Na noite de segunda feira, numa taberna de Trancoso, distrito da Guarda, a televisão transmitia o jogo da Seleção Nacional mas estranhamente ninguém falava de futebol. Havia três pessoas sentadas nas mesas, mais uma atrás do balcão, e a discussão que levantava vozes era a do protesto dos taxistas contra a Uber. Ninguém ali usava a aplicação, mas todos pareciam ter uma opinião bastante formada sobre o assunto. E nenhuma alma alinhava pelo discurso dominante, de defesa das novas plataformas. «De transportes informais entendemos nós», explicou-me o meu companheiro de mesa. «E não somos fãs.»
Todas as semanas, cinco carrinhas – mais nos períodos de férias – saem do município de Trancoso em direção a França e Suíça. E o mesmo acontece na esmagadora maioria de concelhos da Beira Alta e Trás os Montes. Há um esquema de transportes informais montado no interior do país que serve para levar e trazer emigrantes. Funciona desde o final dos anos oitenta e, hoje, é bastante fácil de identificar porque as carrinhas são normalmente Mercedes Vito, com lugar para seis ou nove passageiros – mas onde, nas mais das vezes, são acrescentados bancos desmontáveis para caberem doze pessoas e um atrelado para transportar bagagem.
Em março deste ano, levantou-se o véu deste mercado negro graças aos 12 emigrantes portugueses na Suíça que perderam a vida a bordo de uma destas carrinhas, depois de o condutor – de 19 anos e sobrinho do proprietário do veículo – ter perdido o controlo da viatura e embatido de frente contra um camião. Nessa altura, as empresas que estão legalizadas vieram a público dizer que 70 por cento dos operadores não têm licença para transporte de passageiros. E que são conduzidos por motoristas com carta de ligeiros, que não podem levar toda aquela gente.
Em Trancoso, explicaram-me as manhas do negócio. Os condutores ganham menos de 500 euros por fazerem a viagem direta, ida e volta, no menor espaço de tempo possível. Paris em 17 horas, é a norma. Chegam carregados de gente e voltam logo para trás, sem dormir. Às vezes, quando o motorista fica com sono, um dos passageiros substitui-o ao volante. Uma viagem com retorno custa 230 euros e tem a vantagem de ir buscar e entregar as pessoas à porta de casa. Quando alguém vive em Poitiers e quer ir a Viseu, a alternativa sai mais barata do que um voo low-cost, porque se poupa o tempo e o dinheiro de transfer para os aeroportos.
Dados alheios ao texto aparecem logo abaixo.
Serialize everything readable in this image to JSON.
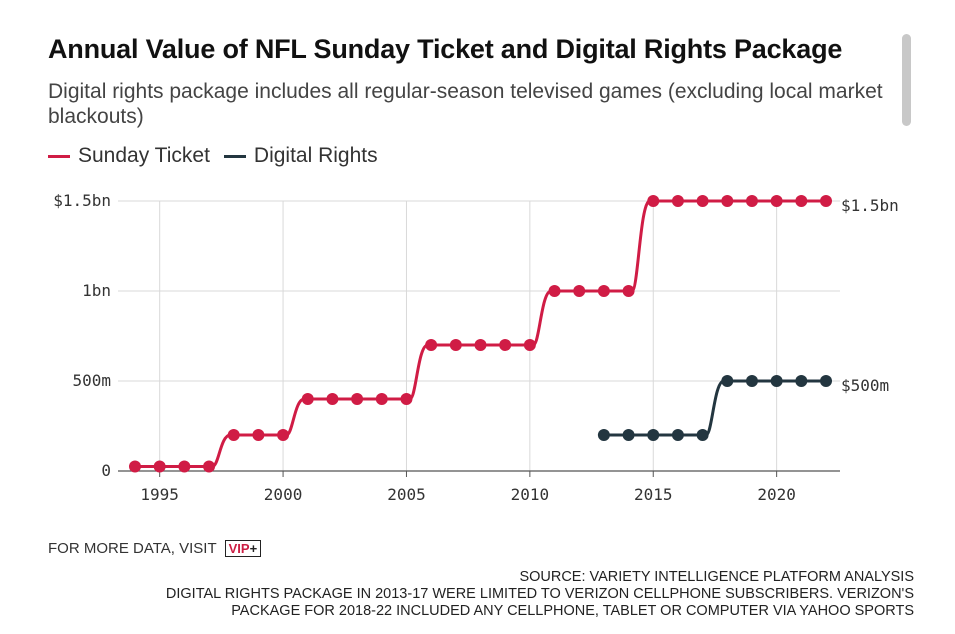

Para quem está habituado a tomar aqueles transportes, a Uber parece perigosa. Eles sabem que o desvio às regras vai ceifando vidas nas estradas, que a desresponsabilização das empresas sobre os condutores faz com que se contrate gente sem mãos para pegar num volante, que as estradas sem lei são campos de tiro. E não é que alguém nutra particular simpatia pelos taxistas – aqui eles são sobretudo usados em caso de emergência, para transportar pessoas para o hospital. Mas, nessa taberna de Trancoso, na noite de segunda-feira em que Portugal ganhou por seis a zero, o povo discutiu, discutiu e chegou à conclusão que a Uber comete o mesmo crime que a rede de transportes ilegal de emigrantes. Que explora os seus condutores e não está obrigada a qualquer compromisso de segurança com os clientes. E que, se calhar, o que parece ser progresso é afinal um passo atrás.